What do I do all day? Well, I wish I could say it was read, but I can’t get through a beloved book, let alone get caught up on all the professional information that comes at me daily so Rhinelander can be the best library for the community. A short answer is in addition to paperwork, I attend meetings, help folks find what they want and need here and online, answer questions from everyone, meet with people, and go through stacks of materials to see if they are still being used and should still be on the library shelves. This morning I checked in on someone, got a hug, and picked up the paper before the library opened, in addition to the items I just listed, and preparing for the Library Board of Trustees meeting this afternoon.
Other days, other situations. Everyday a new challenge. Sometimes technology doesn’t work well or someone gets ill and I’m calling for help or working at the front desk, ordering requested materials, or honing the collection from the shelves. It’s all in a day’s work for many of us here at your library.
Did I actually have to go to school to get this job? Well, yes. I am a proud University of Wisconsin—Madison graduate. For the population Rhinelander District Library serves, and the size of the library, I must have a master’s degree in this field. And there are several of us who received master’s degrees and quite specific training on library law, business, materials selection, care and preservation of historic materials, cataloging, literacy education and programming for all ages, child development, technology, researching and answering questions, along with so much else that ensures this library runs well. And education is continued all year, every year, online and in person, all to make sure you get the best possible library with the most up-to-date educated, well-trained people helping you here.
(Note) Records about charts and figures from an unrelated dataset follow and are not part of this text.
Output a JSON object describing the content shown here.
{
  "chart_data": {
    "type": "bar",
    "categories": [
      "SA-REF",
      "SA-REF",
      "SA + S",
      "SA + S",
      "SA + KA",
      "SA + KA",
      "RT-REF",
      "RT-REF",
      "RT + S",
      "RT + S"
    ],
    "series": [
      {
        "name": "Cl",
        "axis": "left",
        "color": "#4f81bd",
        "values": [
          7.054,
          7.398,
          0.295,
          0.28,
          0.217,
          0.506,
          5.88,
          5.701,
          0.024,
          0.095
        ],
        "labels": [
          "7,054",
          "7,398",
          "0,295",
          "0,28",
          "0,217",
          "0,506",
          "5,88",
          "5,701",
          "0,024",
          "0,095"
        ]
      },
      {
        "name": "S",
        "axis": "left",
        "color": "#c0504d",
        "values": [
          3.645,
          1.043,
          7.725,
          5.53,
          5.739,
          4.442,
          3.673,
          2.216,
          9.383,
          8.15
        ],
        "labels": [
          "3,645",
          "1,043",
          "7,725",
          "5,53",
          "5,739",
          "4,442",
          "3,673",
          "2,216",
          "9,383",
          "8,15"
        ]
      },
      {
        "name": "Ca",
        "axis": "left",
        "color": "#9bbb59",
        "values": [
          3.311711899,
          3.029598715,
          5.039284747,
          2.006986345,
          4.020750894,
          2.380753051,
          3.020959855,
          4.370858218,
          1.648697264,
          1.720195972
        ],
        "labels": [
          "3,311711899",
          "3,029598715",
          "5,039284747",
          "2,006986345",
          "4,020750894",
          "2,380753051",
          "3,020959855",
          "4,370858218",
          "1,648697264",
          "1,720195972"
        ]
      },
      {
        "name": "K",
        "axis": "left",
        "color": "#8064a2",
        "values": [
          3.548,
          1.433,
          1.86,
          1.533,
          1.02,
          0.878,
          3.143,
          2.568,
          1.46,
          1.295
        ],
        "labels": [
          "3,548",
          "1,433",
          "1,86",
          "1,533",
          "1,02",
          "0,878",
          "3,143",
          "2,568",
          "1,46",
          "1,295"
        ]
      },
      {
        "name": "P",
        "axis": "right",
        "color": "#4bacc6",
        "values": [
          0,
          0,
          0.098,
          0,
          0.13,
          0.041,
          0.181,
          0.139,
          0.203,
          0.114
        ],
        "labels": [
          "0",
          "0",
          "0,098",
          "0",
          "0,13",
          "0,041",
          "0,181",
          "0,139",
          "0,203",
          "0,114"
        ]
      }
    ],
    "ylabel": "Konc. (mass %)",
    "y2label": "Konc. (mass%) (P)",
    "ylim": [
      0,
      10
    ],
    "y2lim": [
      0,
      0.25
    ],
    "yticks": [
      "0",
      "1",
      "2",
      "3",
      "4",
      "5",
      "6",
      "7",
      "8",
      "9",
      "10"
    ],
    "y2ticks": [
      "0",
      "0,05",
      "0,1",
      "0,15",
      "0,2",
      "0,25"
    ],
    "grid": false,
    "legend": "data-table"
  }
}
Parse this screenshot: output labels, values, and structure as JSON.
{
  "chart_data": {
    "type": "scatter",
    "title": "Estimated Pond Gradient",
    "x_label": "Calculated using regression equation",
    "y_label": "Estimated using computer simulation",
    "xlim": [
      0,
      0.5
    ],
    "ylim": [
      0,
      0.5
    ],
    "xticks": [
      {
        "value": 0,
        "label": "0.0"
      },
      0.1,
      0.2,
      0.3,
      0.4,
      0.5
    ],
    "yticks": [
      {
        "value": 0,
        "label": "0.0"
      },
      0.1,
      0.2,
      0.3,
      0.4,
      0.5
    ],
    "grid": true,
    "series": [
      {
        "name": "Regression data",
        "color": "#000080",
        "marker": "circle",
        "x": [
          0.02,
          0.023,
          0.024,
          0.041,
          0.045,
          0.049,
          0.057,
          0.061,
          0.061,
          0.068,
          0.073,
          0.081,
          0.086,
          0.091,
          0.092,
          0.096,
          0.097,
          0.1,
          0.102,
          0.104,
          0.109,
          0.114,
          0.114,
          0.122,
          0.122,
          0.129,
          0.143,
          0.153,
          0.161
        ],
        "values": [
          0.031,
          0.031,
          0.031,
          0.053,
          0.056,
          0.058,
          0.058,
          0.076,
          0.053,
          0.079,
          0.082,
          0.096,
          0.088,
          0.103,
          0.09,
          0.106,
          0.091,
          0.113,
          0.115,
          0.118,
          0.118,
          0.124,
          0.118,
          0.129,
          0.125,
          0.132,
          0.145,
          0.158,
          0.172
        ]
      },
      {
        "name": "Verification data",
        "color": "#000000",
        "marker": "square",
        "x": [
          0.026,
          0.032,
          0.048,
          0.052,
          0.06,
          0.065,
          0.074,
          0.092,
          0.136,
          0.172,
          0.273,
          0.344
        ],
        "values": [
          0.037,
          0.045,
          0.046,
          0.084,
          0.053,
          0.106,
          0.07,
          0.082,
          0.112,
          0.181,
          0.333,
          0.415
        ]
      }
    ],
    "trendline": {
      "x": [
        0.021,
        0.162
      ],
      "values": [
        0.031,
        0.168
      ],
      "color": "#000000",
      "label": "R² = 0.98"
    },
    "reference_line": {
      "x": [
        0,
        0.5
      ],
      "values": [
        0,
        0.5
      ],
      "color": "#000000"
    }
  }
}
And that last question, the one about making someone quiet. The library has a policy for that. It requires those who come in the building not disrupt others. But this building, the hum of the lights, the computers, the “whisper zones” which in a hundred-year-old building make conversations carry—is not and cannot be quiet. If someone disturbs or disrupts you here, please politely say something to them or to one of the library staff so we may say something. Please don’t get angry. The Rhinelander District Library is a living community building. According to the rough statistics, there is much going on here, chess games, studying, genealogical research, all kinds of questions, tours given to new cardholders, and technology and study assistance to name a few—all told about 500 people (average) in your library daily. So all the noise—that lack of quiet—is the sound of your community growing, learning, playing—if you haven’t heard it lately, perhaps it’s time to stop by, take a tour, pick up a few tax forms, a book, a movie, ask a question or learn about your personal tech or the tech and tech resources at your library. We’re here six days a week and are always happy to see you. And then you can see what all the noise is really about!